I stayed clean for 13 months after I left rehab. I followed the advice I had received there to a T. I checked in with the counsellors by phone and stuck to the schedule I had made: five 12-step meetings a week. I did a “90 in 90”: attending a 12-step meeting every day for the first three months. By the end, I could no longer see the wood for the trees: I had internalised “the programme”. I drove to rehab every Wednesday for aftercare. Before long, I noticed those I had been in with dropping away. After eight months, I attended an aftercare session and realised that only three of the 25 I shared time with there were still in attendance.
It wasn’t long before the cracks started to show for me, too. I had moved back to London, into a flat I shared with a friend. Before long, I was closeted in my room, reluctant to see people for fear of a relapse. I continued to attend meetings; I prayed, at the suggestion of a Narcotics Anonymous mentor. But I also became pious and controlling. The undiagnosed eating disorder I had as a teenager came back. I cut out sugar, wheat and dairy. I became fastidious about exercise. Life was joyless. And all the while, I disappeared further down a dark rabbit hole, hoping that a “spiritual awakening”, as promised by the programme, was just around the next bend.

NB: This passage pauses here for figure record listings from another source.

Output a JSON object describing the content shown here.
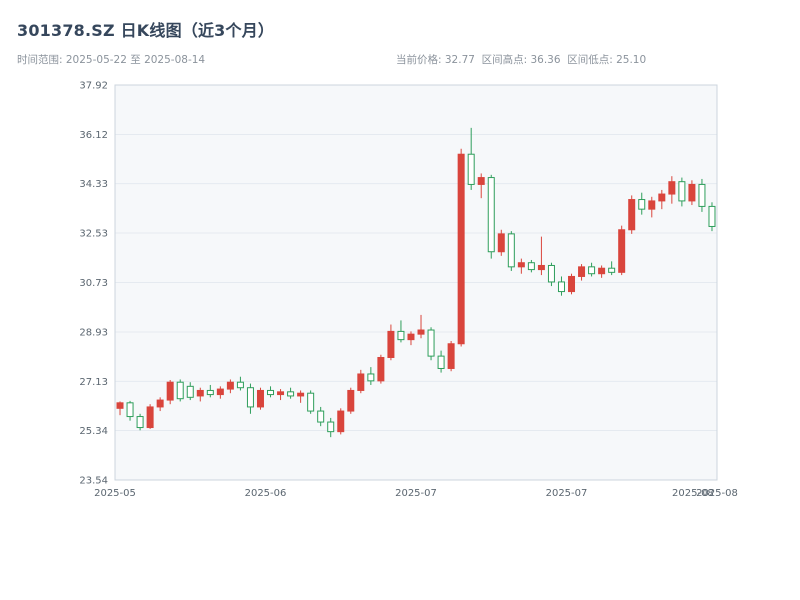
{
  "header": {
    "title": "301378.SZ 日K线图（近3个月）",
    "subtitle_left": "时间范围: 2025-05-22 至 2025-08-14",
    "subtitle_right": "当前价格: 32.77  区间高点: 36.36  区间低点: 25.10"
  },
  "chart_data": {
    "type": "candlestick",
    "title": "301378.SZ 日K线图（近3个月）",
    "symbol": "301378.SZ",
    "date_range": {
      "start": "2025-05-22",
      "end": "2025-08-14"
    },
    "current_price": 32.77,
    "range_high": 36.36,
    "range_low": 25.1,
    "grid": true,
    "y_axis": {
      "min": 23.54,
      "max": 37.92,
      "ticks": [
        37.92,
        36.12,
        34.33,
        32.53,
        30.73,
        28.93,
        27.13,
        25.34,
        23.54
      ]
    },
    "x_axis": {
      "ticks": [
        {
          "pos": 0.0,
          "label": "2025-05"
        },
        {
          "pos": 0.25,
          "label": "2025-06"
        },
        {
          "pos": 0.5,
          "label": "2025-07"
        },
        {
          "pos": 0.75,
          "label": "2025-07"
        },
        {
          "pos": 0.96,
          "label": "2025-08"
        },
        {
          "pos": 1.0,
          "label": "2025-08"
        }
      ]
    },
    "colors": {
      "up": "#d9453c",
      "down": "#2e9e5b",
      "grid": "#e5eaf0",
      "plot_bg": "#f6f8fa",
      "border": "#ccd5de",
      "axis_text": "#5b6670"
    },
    "dates": [
      "2025-05-22",
      "2025-05-23",
      "2025-05-26",
      "2025-05-27",
      "2025-05-28",
      "2025-05-29",
      "2025-05-30",
      "2025-06-03",
      "2025-06-04",
      "2025-06-05",
      "2025-06-06",
      "2025-06-09",
      "2025-06-10",
      "2025-06-11",
      "2025-06-12",
      "2025-06-13",
      "2025-06-16",
      "2025-06-17",
      "2025-06-18",
      "2025-06-19",
      "2025-06-20",
      "2025-06-23",
      "2025-06-24",
      "2025-06-25",
      "2025-06-26",
      "2025-06-27",
      "2025-06-30",
      "2025-07-01",
      "2025-07-02",
      "2025-07-03",
      "2025-07-04",
      "2025-07-07",
      "2025-07-08",
      "2025-07-09",
      "2025-07-10",
      "2025-07-11",
      "2025-07-14",
      "2025-07-15",
      "2025-07-16",
      "2025-07-17",
      "2025-07-18",
      "2025-07-21",
      "2025-07-22",
      "2025-07-23",
      "2025-07-24",
      "2025-07-25",
      "2025-07-28",
      "2025-07-29",
      "2025-07-30",
      "2025-07-31",
      "2025-08-01",
      "2025-08-04",
      "2025-08-05",
      "2025-08-06",
      "2025-08-07",
      "2025-08-08",
      "2025-08-11",
      "2025-08-12",
      "2025-08-13",
      "2025-08-14"
    ],
    "ohlc": [
      [
        26.15,
        26.4,
        25.9,
        26.35
      ],
      [
        26.35,
        26.42,
        25.7,
        25.85
      ],
      [
        25.85,
        25.95,
        25.35,
        25.45
      ],
      [
        25.45,
        26.3,
        25.4,
        26.2
      ],
      [
        26.2,
        26.55,
        26.05,
        26.45
      ],
      [
        26.45,
        27.18,
        26.3,
        27.1
      ],
      [
        27.1,
        27.2,
        26.4,
        26.5
      ],
      [
        26.95,
        27.1,
        26.45,
        26.55
      ],
      [
        26.6,
        26.9,
        26.4,
        26.8
      ],
      [
        26.8,
        27.0,
        26.55,
        26.65
      ],
      [
        26.65,
        26.95,
        26.5,
        26.85
      ],
      [
        26.85,
        27.2,
        26.7,
        27.1
      ],
      [
        27.1,
        27.3,
        26.8,
        26.9
      ],
      [
        26.9,
        27.05,
        25.95,
        26.2
      ],
      [
        26.2,
        26.9,
        26.1,
        26.8
      ],
      [
        26.8,
        26.95,
        26.55,
        26.65
      ],
      [
        26.65,
        26.85,
        26.45,
        26.75
      ],
      [
        26.75,
        26.9,
        26.5,
        26.6
      ],
      [
        26.6,
        26.8,
        26.35,
        26.7
      ],
      [
        26.7,
        26.8,
        25.95,
        26.05
      ],
      [
        26.05,
        26.2,
        25.5,
        25.65
      ],
      [
        25.65,
        25.8,
        25.1,
        25.3
      ],
      [
        25.3,
        26.15,
        25.2,
        26.05
      ],
      [
        26.05,
        26.9,
        25.95,
        26.8
      ],
      [
        26.8,
        27.55,
        26.7,
        27.4
      ],
      [
        27.4,
        27.65,
        27.0,
        27.15
      ],
      [
        27.15,
        28.1,
        27.05,
        28.0
      ],
      [
        28.0,
        29.2,
        27.9,
        28.95
      ],
      [
        28.95,
        29.35,
        28.55,
        28.65
      ],
      [
        28.65,
        28.95,
        28.45,
        28.85
      ],
      [
        28.85,
        29.55,
        28.7,
        29.0
      ],
      [
        29.0,
        29.1,
        27.9,
        28.05
      ],
      [
        28.05,
        28.25,
        27.45,
        27.6
      ],
      [
        27.6,
        28.6,
        27.5,
        28.5
      ],
      [
        28.5,
        35.6,
        28.4,
        35.4
      ],
      [
        35.4,
        36.36,
        34.1,
        34.3
      ],
      [
        34.3,
        34.7,
        33.8,
        34.55
      ],
      [
        34.55,
        34.65,
        31.6,
        31.85
      ],
      [
        31.85,
        32.65,
        31.7,
        32.5
      ],
      [
        32.5,
        32.6,
        31.15,
        31.3
      ],
      [
        31.3,
        31.6,
        31.05,
        31.45
      ],
      [
        31.45,
        31.55,
        31.1,
        31.2
      ],
      [
        31.2,
        32.4,
        31.0,
        31.35
      ],
      [
        31.35,
        31.45,
        30.6,
        30.75
      ],
      [
        30.75,
        30.95,
        30.25,
        30.4
      ],
      [
        30.4,
        31.05,
        30.3,
        30.95
      ],
      [
        30.95,
        31.4,
        30.8,
        31.3
      ],
      [
        31.3,
        31.45,
        30.95,
        31.05
      ],
      [
        31.05,
        31.35,
        30.9,
        31.25
      ],
      [
        31.25,
        31.5,
        31.0,
        31.1
      ],
      [
        31.1,
        32.8,
        31.0,
        32.65
      ],
      [
        32.65,
        33.9,
        32.5,
        33.75
      ],
      [
        33.75,
        34.0,
        33.2,
        33.4
      ],
      [
        33.4,
        33.85,
        33.1,
        33.7
      ],
      [
        33.7,
        34.1,
        33.4,
        33.95
      ],
      [
        33.95,
        34.6,
        33.6,
        34.4
      ],
      [
        34.4,
        34.55,
        33.5,
        33.7
      ],
      [
        33.7,
        34.45,
        33.55,
        34.3
      ],
      [
        34.3,
        34.5,
        33.3,
        33.5
      ],
      [
        33.5,
        33.65,
        32.6,
        32.77
      ]
    ]
  }
}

As my old life fell away, I entered a very dark place. After a three-week spell in which thoughts of killing myself looped in my head, I told the mentor that I was suicidal. He told me this showed my step two – the requirement to find faith in a “higher power” – wasn’t strong enough. I needed to reinvest myself in the programme, attend more meetings. I felt broken. But worse, I felt alone.
I remember thinking at the time that if I did kill myself, and my parents asked what had gone wrong – perhaps of the rehab centre – they would have been told: “It was the disease that got him.”
Rather than kill myself, I went on a bender. First wine, then crystal meth. I was conscious of two things: that I had promised myself I would never drink or take drugs again; and that since leaving rehab, I had thought only of recovery – the 12-steps; what I was doing right, what I was doing wrong.
I bounced in and out of 12-step meetings for a year after that. Finally, I started seeing a therapist and focused on the issues that had led to me using in the first place. I told her I felt I was “in recovery from recovery”; I took antidepressants for the first time in my life. I went through a period of great cognitive dissonance as I off-boarded the faulty thinking instilled in me by 12-step programmes. The damage done to my life during that period is immense: personal finances, friendships, employment prospects all went through a trapdoor. As a gay man, I feel the idea of being “diseased” was particularly difficult for me to take on board. I had grown up with the threat of HIV, and knowing that even after being legalised, homosexuality had been classified as a mental disorder until 1987.
As well as the audacity of diagnosing people with a life-threatening disease that I don’t believe exists, I feel that the treatment I received stood in the way of accessing care that suited me. If I had been provided with genuine choice as a patient, I would have saved myself an awful lot of time and money. I’ve had to work through the trauma of my rehab experience: the unwieldy, dispassionate way the method of the 12 steps was delivered to me, and the apparent insistence that it was the only way I could live.